Along with trying to uncover her own identity and sexuality, Prisha is a sounding board for Bess in her most difficult hours. Below, Bathina opens up about representation in the musical series, Prisha’s ongoing battle with her identity, and working with Bareilles and Nelson on this charming new musical drama.
How did you get involved with this project?
Shalini Bathina: I was auditioning, just like everyone else. It was just the regular pilot season. I think I auditioned in December, and then completely forgot about it, had Christmas, went to India and got married. Then the callback came. This was all through Skype, and then they finally flew me out for the test. It all happened within a week. Then I waited for a really long time. They had a lot of other casting that they had to figure out. I actually didn’t hear back for about two or three months, so I just continued auditioning. This was the project that I really wanted, so I was really hoping to hear something. Then within a few weeks, I was flying out to New York!
You’re Indian American and telling a very unique Indian American story. Was there any pressure approaching the role in knowing that?
It’s important to see these type of characters onscreen, and it’s rare to see them. People are realizing, “Oh yeah, we should give people opportunities,” and it’s working, but there is still a long way to go, I think. We haven’t even scratched the surface. This is one of the first few fleshed-out characters written for the South Asian LGBTQ [community] specifically. To normalize that narrative for South Asian and South Asian LGBTQ [people] is so important. So I hope that this just provides more opportunities for more stories like this to be told.
There was a pressure, but I knew the responsibility of it, and I knew that I had to lean on people to be able to make sure that I was doing everything in my power to tell Prisha’s story. The pressure comes from representation right now, it’s not the norm, but it’s the exception. That was part of the pressure, is the expectation of any community is that these stories reflect all stories, but it’s impossible to have one character represent an entire community or experience.

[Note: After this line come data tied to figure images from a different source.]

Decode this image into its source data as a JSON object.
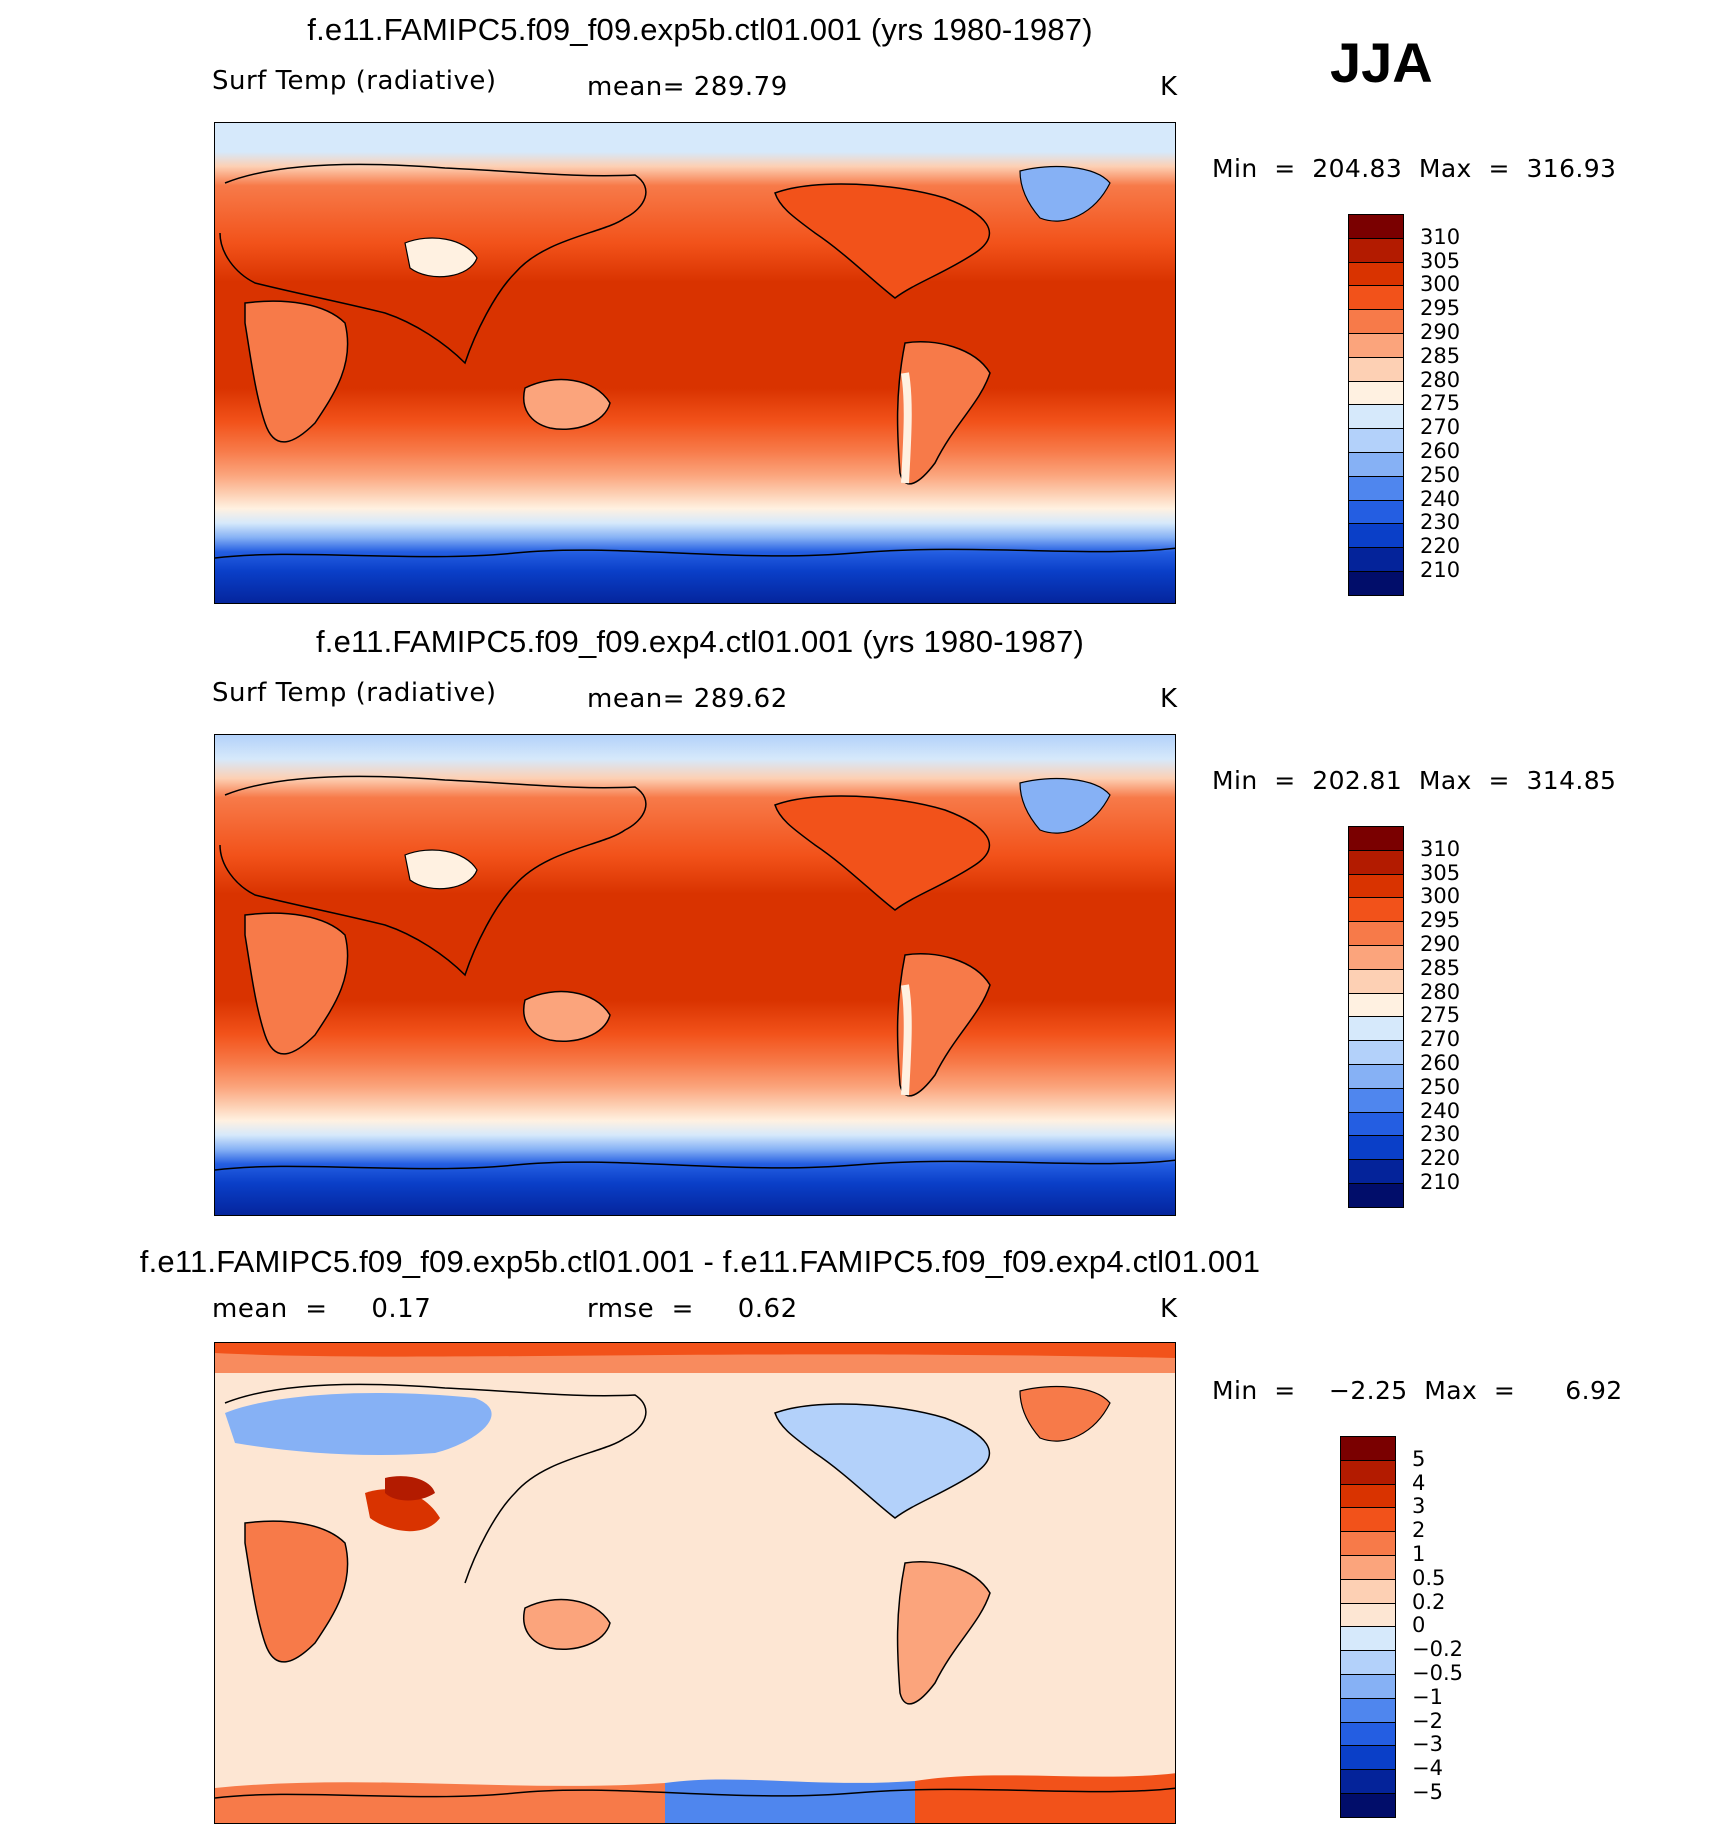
{
  "season": "JJA",
  "panels": [
    {
      "title": "f.e11.FAMIPC5.f09_f09.exp5b.ctl01.001 (yrs 1980-1987)",
      "left_label": "Surf Temp (radiative)",
      "center_label": "mean=  289.79",
      "units": "K",
      "minmax": "Min  =  204.83  Max  =  316.93",
      "colorbar": {
        "levels": [
          "310",
          "305",
          "300",
          "295",
          "290",
          "285",
          "280",
          "275",
          "270",
          "260",
          "250",
          "240",
          "230",
          "220",
          "210"
        ],
        "colors": [
          "#7a0000",
          "#b31b00",
          "#d93300",
          "#f2521a",
          "#f77a49",
          "#fba47c",
          "#fdd0b4",
          "#fff1e1",
          "#d6e9fb",
          "#b3d1fa",
          "#86b1f5",
          "#4f86ee",
          "#245ee2",
          "#0a3fc8",
          "#04239a",
          "#010d6a"
        ]
      }
    },
    {
      "title": "f.e11.FAMIPC5.f09_f09.exp4.ctl01.001 (yrs 1980-1987)",
      "left_label": "Surf Temp (radiative)",
      "center_label": "mean=  289.62",
      "units": "K",
      "minmax": "Min  =  202.81  Max  =  314.85",
      "colorbar": {
        "levels": [
          "310",
          "305",
          "300",
          "295",
          "290",
          "285",
          "280",
          "275",
          "270",
          "260",
          "250",
          "240",
          "230",
          "220",
          "210"
        ],
        "colors": [
          "#7a0000",
          "#b31b00",
          "#d93300",
          "#f2521a",
          "#f77a49",
          "#fba47c",
          "#fdd0b4",
          "#fff1e1",
          "#d6e9fb",
          "#b3d1fa",
          "#86b1f5",
          "#4f86ee",
          "#245ee2",
          "#0a3fc8",
          "#04239a",
          "#010d6a"
        ]
      }
    },
    {
      "title": "f.e11.FAMIPC5.f09_f09.exp5b.ctl01.001 - f.e11.FAMIPC5.f09_f09.exp4.ctl01.001",
      "left_label": "mean  =     0.17",
      "center_label": "rmse  =     0.62",
      "units": "K",
      "minmax": "Min  =    −2.25  Max  =      6.92",
      "colorbar": {
        "levels": [
          "5",
          "4",
          "3",
          "2",
          "1",
          "0.5",
          "0.2",
          "0",
          "−0.2",
          "−0.5",
          "−1",
          "−2",
          "−3",
          "−4",
          "−5"
        ],
        "colors": [
          "#7a0000",
          "#b31b00",
          "#d93300",
          "#f2521a",
          "#f77a49",
          "#fba47c",
          "#fdd0b4",
          "#fde6d3",
          "#d6e9fb",
          "#b3d1fa",
          "#86b1f5",
          "#4f86ee",
          "#245ee2",
          "#0a3fc8",
          "#04239a",
          "#010d6a"
        ]
      }
    }
  ]
}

Being South Asian or LGBTQ, it’s not a monolithic experience. I think it’s because there are so few minority stories out there, there is that built-in pressure. But I felt responsible to tell Prisha’s story, knowing that I did my job and hopefully that can affect a few people out there. It sheds the light on the topic for South Asian families, or people who might lean into a more conservative ideology, and plant some seeds for change. Again, we’re just scratching the surface. It needs to be addressed from the top down, and we have to have more writers and more people who can accurately represent it behind the scenes, not just onscreen. That creates more systemic change.
Did you feel that representation behind the scenes on this project?

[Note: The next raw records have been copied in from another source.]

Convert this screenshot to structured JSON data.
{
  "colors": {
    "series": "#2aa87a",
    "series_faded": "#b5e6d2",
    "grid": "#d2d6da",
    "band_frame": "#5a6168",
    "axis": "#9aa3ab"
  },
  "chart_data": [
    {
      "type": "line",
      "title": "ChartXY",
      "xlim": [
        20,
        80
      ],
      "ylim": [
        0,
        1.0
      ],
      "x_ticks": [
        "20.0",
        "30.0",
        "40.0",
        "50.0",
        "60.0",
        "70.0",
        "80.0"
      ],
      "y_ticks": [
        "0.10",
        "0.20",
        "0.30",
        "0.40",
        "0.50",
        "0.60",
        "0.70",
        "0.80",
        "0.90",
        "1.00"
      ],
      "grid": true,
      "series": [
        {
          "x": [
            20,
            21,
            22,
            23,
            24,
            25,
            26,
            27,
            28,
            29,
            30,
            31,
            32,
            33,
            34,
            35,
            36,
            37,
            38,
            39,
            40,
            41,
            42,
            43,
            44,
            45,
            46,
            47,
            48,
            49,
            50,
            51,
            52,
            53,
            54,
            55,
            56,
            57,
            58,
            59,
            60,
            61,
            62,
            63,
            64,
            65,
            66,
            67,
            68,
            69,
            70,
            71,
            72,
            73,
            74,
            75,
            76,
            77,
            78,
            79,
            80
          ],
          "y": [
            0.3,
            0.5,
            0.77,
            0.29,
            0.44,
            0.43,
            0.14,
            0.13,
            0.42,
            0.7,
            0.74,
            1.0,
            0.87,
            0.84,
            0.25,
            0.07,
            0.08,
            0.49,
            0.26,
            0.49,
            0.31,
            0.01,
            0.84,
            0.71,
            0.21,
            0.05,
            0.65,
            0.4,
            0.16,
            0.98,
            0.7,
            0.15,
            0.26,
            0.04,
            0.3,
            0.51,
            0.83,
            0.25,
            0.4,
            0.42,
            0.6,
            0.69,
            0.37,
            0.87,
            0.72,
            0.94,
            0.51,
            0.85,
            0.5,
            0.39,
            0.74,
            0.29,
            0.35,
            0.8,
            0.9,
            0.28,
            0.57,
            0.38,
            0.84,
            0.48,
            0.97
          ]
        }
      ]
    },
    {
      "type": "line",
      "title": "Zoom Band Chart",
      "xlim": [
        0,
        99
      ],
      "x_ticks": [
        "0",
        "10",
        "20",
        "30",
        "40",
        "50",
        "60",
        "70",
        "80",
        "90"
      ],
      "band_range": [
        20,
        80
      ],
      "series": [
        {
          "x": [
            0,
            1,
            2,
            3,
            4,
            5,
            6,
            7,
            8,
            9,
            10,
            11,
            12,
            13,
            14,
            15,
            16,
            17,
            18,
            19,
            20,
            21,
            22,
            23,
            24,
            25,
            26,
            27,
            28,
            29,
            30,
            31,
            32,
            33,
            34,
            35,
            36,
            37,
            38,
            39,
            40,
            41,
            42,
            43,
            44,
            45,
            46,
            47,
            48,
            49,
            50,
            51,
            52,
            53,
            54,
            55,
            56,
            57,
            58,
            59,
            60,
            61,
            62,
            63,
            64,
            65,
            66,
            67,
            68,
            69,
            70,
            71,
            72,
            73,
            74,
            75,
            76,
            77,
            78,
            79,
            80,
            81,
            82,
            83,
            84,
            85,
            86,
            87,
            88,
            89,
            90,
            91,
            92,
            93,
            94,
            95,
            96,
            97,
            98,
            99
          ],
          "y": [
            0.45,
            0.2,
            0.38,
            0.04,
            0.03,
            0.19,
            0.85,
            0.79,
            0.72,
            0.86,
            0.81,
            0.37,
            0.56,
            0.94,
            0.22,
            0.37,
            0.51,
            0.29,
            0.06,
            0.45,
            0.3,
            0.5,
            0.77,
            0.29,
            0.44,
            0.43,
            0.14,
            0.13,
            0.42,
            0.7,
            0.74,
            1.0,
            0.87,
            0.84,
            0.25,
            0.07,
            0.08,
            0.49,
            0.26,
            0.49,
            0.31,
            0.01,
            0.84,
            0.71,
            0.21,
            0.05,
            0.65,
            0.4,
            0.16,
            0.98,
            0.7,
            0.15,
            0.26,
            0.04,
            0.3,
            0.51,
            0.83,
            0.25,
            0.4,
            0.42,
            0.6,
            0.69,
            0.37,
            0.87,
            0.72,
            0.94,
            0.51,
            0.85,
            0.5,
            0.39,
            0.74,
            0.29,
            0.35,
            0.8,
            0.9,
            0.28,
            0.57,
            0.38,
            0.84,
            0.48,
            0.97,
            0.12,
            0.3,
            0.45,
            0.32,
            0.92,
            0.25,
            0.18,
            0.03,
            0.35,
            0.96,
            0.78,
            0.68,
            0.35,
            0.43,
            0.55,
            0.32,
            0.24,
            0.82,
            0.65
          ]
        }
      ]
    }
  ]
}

Yeah, definitely. Sara, Jessie and I had conversations the first day I even got to the studio, [they were] like, “We have South Asian writers on board, on the writer’s staff, so every line has been vetted.” There was also LGBTQ representation. It was not just in the cast and the writing staff, but also the crew. It was a very diverse crew. I think it just became the norm. It wasn’t because they were specifically choosing or anything, but they found the right people, and that’s what matters. I think it’s more about they hired people based off of what they could offer, and that’s what’s amazing.

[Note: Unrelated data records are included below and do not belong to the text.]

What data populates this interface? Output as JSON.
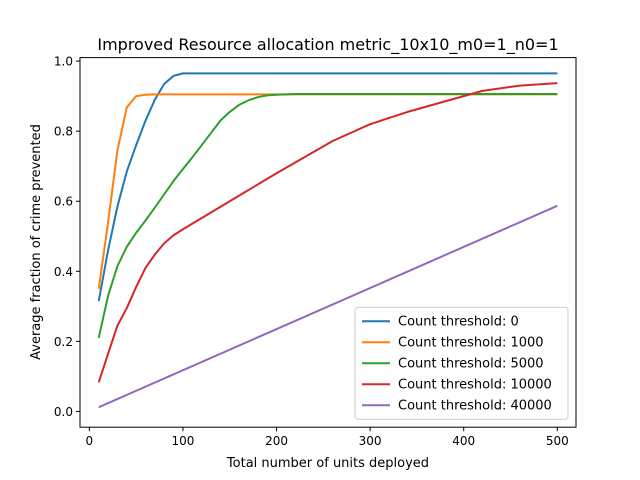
{
  "chart_data": {
    "type": "line",
    "title": "Improved Resource allocation metric_10x10_m0=1_n0=1",
    "xlabel": "Total number of units deployed",
    "ylabel": "Average fraction of crime prevented",
    "xlim": [
      -10,
      520
    ],
    "ylim": [
      -0.045,
      1.01
    ],
    "xticks": [
      0,
      100,
      200,
      300,
      400,
      500
    ],
    "yticks": [
      0.0,
      0.2,
      0.4,
      0.6,
      0.8,
      1.0
    ],
    "xtick_labels": [
      "0",
      "100",
      "200",
      "300",
      "400",
      "500"
    ],
    "ytick_labels": [
      "0.0",
      "0.2",
      "0.4",
      "0.6",
      "0.8",
      "1.0"
    ],
    "grid": false,
    "legend_position": "lower-right",
    "series": [
      {
        "name": "Count threshold: 0",
        "color": "#1f77b4",
        "x": [
          10,
          20,
          30,
          40,
          50,
          60,
          70,
          80,
          90,
          100,
          500
        ],
        "y": [
          0.315,
          0.46,
          0.585,
          0.685,
          0.76,
          0.83,
          0.89,
          0.935,
          0.958,
          0.965,
          0.965
        ]
      },
      {
        "name": "Count threshold: 1000",
        "color": "#ff7f0e",
        "x": [
          10,
          20,
          30,
          40,
          50,
          60,
          70,
          500
        ],
        "y": [
          0.35,
          0.54,
          0.745,
          0.868,
          0.9,
          0.904,
          0.905,
          0.905
        ]
      },
      {
        "name": "Count threshold: 5000",
        "color": "#2ca02c",
        "x": [
          10,
          20,
          30,
          40,
          50,
          60,
          70,
          80,
          90,
          100,
          110,
          120,
          130,
          140,
          150,
          160,
          170,
          180,
          190,
          200,
          210,
          220,
          230,
          240,
          500
        ],
        "y": [
          0.21,
          0.33,
          0.415,
          0.47,
          0.51,
          0.545,
          0.582,
          0.62,
          0.658,
          0.692,
          0.725,
          0.76,
          0.795,
          0.83,
          0.855,
          0.875,
          0.888,
          0.897,
          0.902,
          0.904,
          0.905,
          0.906,
          0.906,
          0.906,
          0.906
        ]
      },
      {
        "name": "Count threshold: 10000",
        "color": "#d62728",
        "x": [
          10,
          20,
          30,
          40,
          50,
          60,
          70,
          80,
          90,
          100,
          150,
          200,
          260,
          300,
          340,
          380,
          420,
          460,
          500
        ],
        "y": [
          0.083,
          0.165,
          0.245,
          0.295,
          0.355,
          0.41,
          0.448,
          0.48,
          0.503,
          0.52,
          0.6,
          0.68,
          0.772,
          0.82,
          0.855,
          0.885,
          0.915,
          0.93,
          0.937
        ]
      },
      {
        "name": "Count threshold: 40000",
        "color": "#9467bd",
        "x": [
          10,
          500
        ],
        "y": [
          0.012,
          0.587
        ]
      }
    ]
  }
}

Viewers were introduced to Sundeep (Gopal Divan), who Prisha’s parents are hopeful will be a possible marriage match. How will his presence impact her path?
I think she’s genuinely trying to consider this, for her parents, and as an option. Let’s see how long she can sustain that. I think right now it is a solution to avoid confronting her parents and prolonging the inevitable. It brings in some tensions and drama to the story. It’s a cover for a bit. We’ll see. I can’t give it away, but we’ll see how it affects her relationships and her own ability to confront herself, and what that means for her.
How will things work out on the other side? The last time we saw Prisha and Ananya together, they weren’t on the same page about their relationship.
When your cultural identity becomes wrapped up in your relationship, it just causes issues, I think. I think Ananya understands what Prisha’s going through because she’s been through something similar and comes from a similar background. There is an understanding, so hopefully it’ll work out, but you just don’t know. After a point, for Ananya at least, she’s been through this before, and it was so difficult, you don’t know if she’s willing to do that again for someone else, even if she loves her. I’ve heard so many stories like this, where that has become the crux of the problem in a relationship, and seeing if they are strong enough to push through that or move on from it, we’ll see.
What was it like getting to work with Sara Bareilles and Jessie Nelson?
I met Sara and Jessie at the test audition. I’ve been a fan of Sara’s since high school. They’re very sweet. Once I got to know them, I was like, “Aw man, they’re so grounded.” You just forget, considering who they are and their careers and what they’ve done over the years. But they’re just so grounded, and were there to figure it out with us. They were also just learning on the go, because this is one of their first TV projects. It’s a very collaborative experience. They were very encouraging. Sara was like a light on set. Any time she came, it was really warm. Jessie, she’s a great director. She was able to push us, and also create a safe space for us, I felt very taken care of.
Prisha’s a musician who plays guitar in an all-female mariachi band. What kind of preparation did you take on in order to get ready for your role?
One good thing was I wasn’t unfamiliar with the guitar. I had been playing for a while. I wouldn’t say I was an expert. I had a little bit of experience, and I hadn’t touched it for a while, and then the audition came and they asked us to play an instrument of some sort. I had to do that in front of Sara at the time, so I was sweating. Then it went fine.
Mariachi guitar is its own thing. It was a definite jump in my level of expertise as well. I had an amazing teacher, Nancy Sanchez, and she’s based in L.A., so before I left [for New York], I was taking lessons with her. Then I would Skype every day. I practiced every day for about a month and a half or two months until I had to be on set. We learned three songs, and I learned them from start to end, so even though they showed a little bit of the clip, I learned the entire song. It was so fun. I essentially learned a new skill, and that was a cool experience.
New York City is like its own character in the series. What was it like getting to film on location there with this cast?
I’ve been to New York a couple times, but I was so excited to live in New York for four months. It genuinely felt like a vacation for most of it. It was amazing. I fell in love with New York very quickly, and I have been considering moving there. It was so fun, because a lot of the scenes we actually shot were on the streets of New York. They chose amazing locations, we shot everywhere.
One of the best locations was Governor’s Island for the fifth episode. I had never seen the Statue of Liberty up close. We just had fun for three days on this beautiful, open land. And that was the day we rally bonded [as a cast]. We got deep real quick, and for some of us this was our first big experience, so we were trading stories on that and sharing our excitement.
Favorite song from the season?
I’m such a sap for melodic, sad songs. I don’t know what it is. I love “Dear Hope.” It’s just gorgeous. The first time I heard it, I was like, “This is it. This is my favorite song,” immediately. I think that was the big episode for me, too. My husband and I have been listening to it every day now, and have been trying to memorize it. I’m trying to find chords for it to learn it on the guitar. It’s not out just yet, so I’m like, “Should I message Sara Barailles and ask her for the chords?”
What else can fans expect from Prisha’s story as the season continues?
I think you’re going to see her struggle a bit more. She has to make a decision, and you’re going to see her trying to figure that out, and what that means. She’s going to have to struggle to balance her relationships and find the strength to live her truth, but she’s going to continue being the best friend a girl could have. In that case, she’s such a good friend, so I think you’ll see a lot more of that in the next few episodes. I really hope it works out for her. You’re just going to have to wait and see.